The Polish pope told the crowd of some 300,000 young Italian Catholics that the answer was indeed “in the wind” — but not in the wind that blows things away, rather “in the wind of the Spirit” that would lead them to Christ.

He went on.

“You asked me: How many roads must a man walk down before you call him a man? I answer you: one! There is only one road for man and it is Christ, who said: ‘I am the way.’ He is the road of truth, the way of life.”

(In a typical Dylan touch, he then declined to play “Blowin’ in the Wind,” substituting “Forever Young” – which, in a way, was a great choice for the founder of World Youth Day and a pope who inspired a unique devotion among young followers.)

In a news conference teeing up the concert, Monsignor Domenico Sigalinini, a spokesman for the Eucharistic Congress, actually apologized for neglect of rock-and-roll, adding that John Paul II wanted “to get closer to young people through pop music, which unfortunately for many years has been viewed with suspicion and indifference by the Church.”

Over the years, John Paul would welcome B.B. King to the Vatican (who presented the pontiff with one of his trademark “Lucille” guitars) along with Ricky Martin, Jewel, and Cleopatra. He also met with U2 front man Bono to talk about reducing third world debt during the Great Jubilee year of 2000.

“He’s one of the great showmen of the 20th century,” Bono said, dubbing him “the first funky pontiff.” John Paul even donned a pair of the singer’s legendary wrap-around shades.

In January 2004, a little over a year before his death, John Paul watched a Vatican performance by break-dancers from Poland who had done charity work for disadvantaged children. The pope applauded, saying, “For this creative hard work, I bless you from my heart.”

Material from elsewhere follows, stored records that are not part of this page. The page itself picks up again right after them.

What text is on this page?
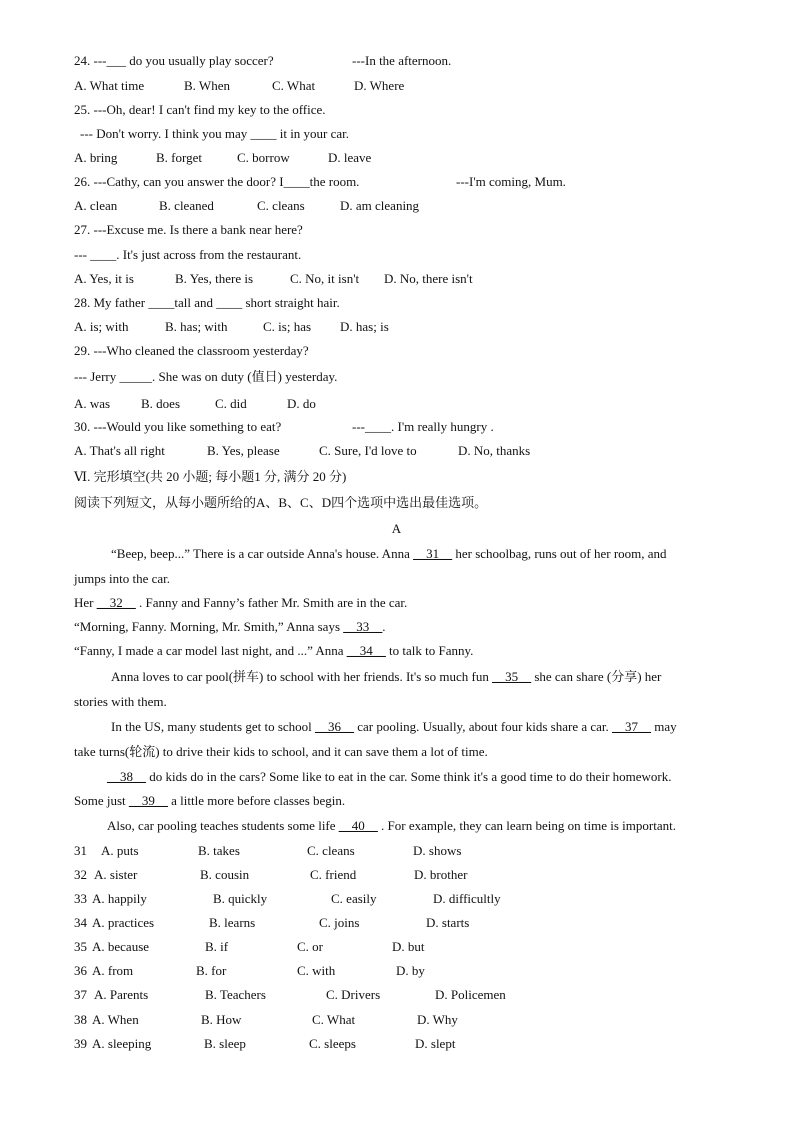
24. ---___ do you usually play soccer?	---In the afternoon.
A. What time	B. When	C. What	D. Where
25. ---Oh, dear! I can't find my key to the office.
--- Don't worry. I think you may ____ it in your car.
A. bring	B. forget	C. borrow	D. leave
26. ---Cathy, can you answer the door? I____the room.	---I'm coming, Mum.
A. clean	B. cleaned	C. cleans	D. am cleaning
27. ---Excuse me. Is there a bank near here?
--- ____. It's just across from the restaurant.
A. Yes, it is	B. Yes, there is	C. No, it isn't D. No, there isn't
28. My father ____tall and ____ short straight hair.
A. is; with	B. has; with	C. is; has D. has; is
29. ---Who cleaned the classroom yesterday?
--- Jerry _____. She was on duty (值日) yesterday.
A. was B. does	C. did	D. do
30. ---Would you like something to eat?	---____. I'm really hungry .
A. That's all right	B. Yes, please	C. Sure, I'd love to	D. No, thanks
Ⅵ. 完形填空(共 20 小题; 每小题1 分, 满分 20 分)
阅读下列短文，从每小题所给的A、B、C、D四个选项中选出最佳选项。
A
“Beep, beep...” There is a car outside Anna's house. Anna __31__ her schoolbag, runs out of her room, and
jumps into the car.
Her __32__ . Fanny and Fanny’s father Mr. Smith are in the car.
“Morning, Fanny. Morning, Mr. Smith,” Anna says __33__.
“Fanny, I made a car model last night, and ...” Anna __34__ to talk to Fanny.
Anna loves to car pool(拼车) to school with her friends. It's so much fun __35__ she can share (分享) her
stories with them.
In the US, many students get to school __36__ car pooling. Usually, about four kids share a car. __37__ may
take turns(轮流) to drive their kids to school, and it can save them a lot of time.
__38__ do kids do in the cars? Some like to eat in the car. Some think it's a good time to do their homework.
Some just __39__ a little more before classes begin.
Also, car pooling teaches students some life __40__ . For example, they can learn being on time is important.
31 A. puts	B. takes	C. cleans	D. shows
32 A. sister	B. cousin	C. friend	D. brother
33 A. happily	B. quickly	C. easily	D. difficultly
34 A. practices	B. learns	C. joins	D. starts
35 A. because	B. if	C. or	D. but
36 A. from	B. for	C. with	D. by
37 A. Parents	B. Teachers	C. Drivers	D. Policemen
38 A. When	B. How	C. What	D. Why
39 A. sleeping	B. sleep	C. sleeps	D. slept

However, John Paul’s embrace of rock wasn’t universally shared in the Church’s upper echelon.

Then-Cardinal Joseph Ratzinger had opposed the 1997 encounter with Dylan, as Ratzinger himself acknowledged in a 2007 memoir of his predecessor after he had become Pope Benedict XVI.

“There was reason to be skeptical — I was, and in a certain sense I still am — [reason] to doubt if it was really right to let these types of prophets intervene,” the German pope said, who in a 1986 interview-book had described rock-and-roll as a “vehicle of anti-religion.”

As for Francis, his shot at a couple of rock lyrics notwithstanding, he’s also proven to be on friendly terms with at least some rockers. For instance, he too met Bono in 2018, after which Bono said that the two men had developed “a crush on each other.”

In that sense, Francis is the story of recent popes in miniature – friendly to rock-and-roll some days, hostile on others. From a glass-half-empty point of view, that ambivalence could be seen as a lamentable chapter in a wider breach between faith and culture.

On the other hand, Francis himself released a rock album, after a fashion, in 2015, entitled “Wake Up!” and composed of recordings of his speeches set to pulsating tunes by various Italian bands. So, perhaps, while the breach between popes and pop may have its moments, it’s hardly insurmountable.